Vous allez donc avoir de magnifiques fêtes à Vienne ; je me flatte que les décorations du théâtre seront ornées de drapeaux pris sur les ennemis ; vous aurez beau avoir une belle musique italienne, elle ne vaudra jamais les cors enroués d'une vingtaine de postillons crottés arrivant aux portes du palais sur des chevaux boiteux ; et je ne serais pas fâché que le nouveau marié 1 eût vu partir ces postillons .
Vous êtes bien heureuse, madame, de voir quelquefois le géomètre si admirable en fait de triangles 2 ; c'est lui qui est véritablement philosophe, et philosophe aimable ; ceux qui font de méchantes actions, et qui disent de grosses injures, ne sont ni géomètres ni philosophes .
Je voudrais, madame, que vous eussiez gagné ce que M. de La Trimouille a perdu 3; cela vous aiderait à solliciter votre procès . Savez-vous bien, madame, qu'il ne tiendrait qu'à moi d'avoir un procès à Vienne ? J'ai recouvré tous les papiers qui servent à prouver le vol qu'on nous fit à Francfort, quand cette pauvre Mme Denis , avec un passeport du roi de France, fut trainée dans les boues par le nommé Shmitt, marchand de Francfort, condamné comme faux monnayeur par une commission impériale, et conseiller du roi de Prusse ? Mais ce n'est pas aux vieillards infirmes à se souvenir des monstres et des voleurs, l'amitié dont vous m'honorez fait tout oublier . Vous savez qu'on a créé l'homme avec deux besaces 4, il faut mettre les plaisirs dans la besace de devant, et les chagrins dans celle de derrière .
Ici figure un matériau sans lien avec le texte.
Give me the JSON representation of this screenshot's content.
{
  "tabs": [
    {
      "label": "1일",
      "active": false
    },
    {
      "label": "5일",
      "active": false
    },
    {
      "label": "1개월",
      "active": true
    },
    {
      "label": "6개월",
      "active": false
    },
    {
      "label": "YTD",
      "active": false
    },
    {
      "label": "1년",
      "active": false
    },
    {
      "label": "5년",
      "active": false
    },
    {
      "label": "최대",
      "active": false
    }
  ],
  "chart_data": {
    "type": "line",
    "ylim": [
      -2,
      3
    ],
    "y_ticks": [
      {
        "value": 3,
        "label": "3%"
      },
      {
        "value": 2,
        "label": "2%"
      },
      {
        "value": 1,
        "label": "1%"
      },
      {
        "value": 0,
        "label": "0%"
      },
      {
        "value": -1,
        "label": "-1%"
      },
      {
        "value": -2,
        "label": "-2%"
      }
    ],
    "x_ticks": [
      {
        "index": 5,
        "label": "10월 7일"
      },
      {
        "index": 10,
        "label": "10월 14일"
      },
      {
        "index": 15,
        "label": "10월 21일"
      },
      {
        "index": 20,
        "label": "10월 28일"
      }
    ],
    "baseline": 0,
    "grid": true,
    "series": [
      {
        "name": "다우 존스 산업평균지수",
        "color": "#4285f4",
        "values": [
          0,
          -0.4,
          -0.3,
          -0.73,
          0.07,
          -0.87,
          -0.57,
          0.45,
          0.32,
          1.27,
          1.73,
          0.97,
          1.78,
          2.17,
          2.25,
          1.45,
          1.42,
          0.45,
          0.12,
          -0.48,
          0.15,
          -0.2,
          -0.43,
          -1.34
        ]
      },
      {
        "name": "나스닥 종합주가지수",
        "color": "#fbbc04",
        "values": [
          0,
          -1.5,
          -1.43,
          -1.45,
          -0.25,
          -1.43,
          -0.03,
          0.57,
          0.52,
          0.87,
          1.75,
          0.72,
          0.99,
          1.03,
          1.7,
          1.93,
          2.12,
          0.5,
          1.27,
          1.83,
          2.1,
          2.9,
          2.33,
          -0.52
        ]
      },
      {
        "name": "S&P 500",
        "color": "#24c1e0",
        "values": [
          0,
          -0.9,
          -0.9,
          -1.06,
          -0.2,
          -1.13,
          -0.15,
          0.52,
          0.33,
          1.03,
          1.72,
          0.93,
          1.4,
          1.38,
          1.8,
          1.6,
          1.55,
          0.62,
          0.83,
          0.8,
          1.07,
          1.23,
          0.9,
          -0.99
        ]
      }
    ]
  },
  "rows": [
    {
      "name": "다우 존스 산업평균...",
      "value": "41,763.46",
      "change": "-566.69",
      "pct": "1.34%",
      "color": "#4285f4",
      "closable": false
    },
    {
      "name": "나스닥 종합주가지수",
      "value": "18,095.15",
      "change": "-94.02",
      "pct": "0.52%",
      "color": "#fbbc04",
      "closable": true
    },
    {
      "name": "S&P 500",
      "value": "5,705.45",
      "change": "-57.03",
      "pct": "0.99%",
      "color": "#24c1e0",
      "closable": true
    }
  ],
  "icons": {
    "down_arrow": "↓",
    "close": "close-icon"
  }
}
J'ai Dieu merci, achevé mes petits châteaux ; j'en jouis paisiblement, et je ne regrette rien au monde que d'être éloigné de vous ; ne m'oubliez pas , madame, auprès de M. l'ambassadeur de France, et de Mme l'ambassadrice ; vous voyez que vous êtes ma protectrice en tous pays , excepté en Prusse, où les dames sont si fières qu'elle ne protègent personne .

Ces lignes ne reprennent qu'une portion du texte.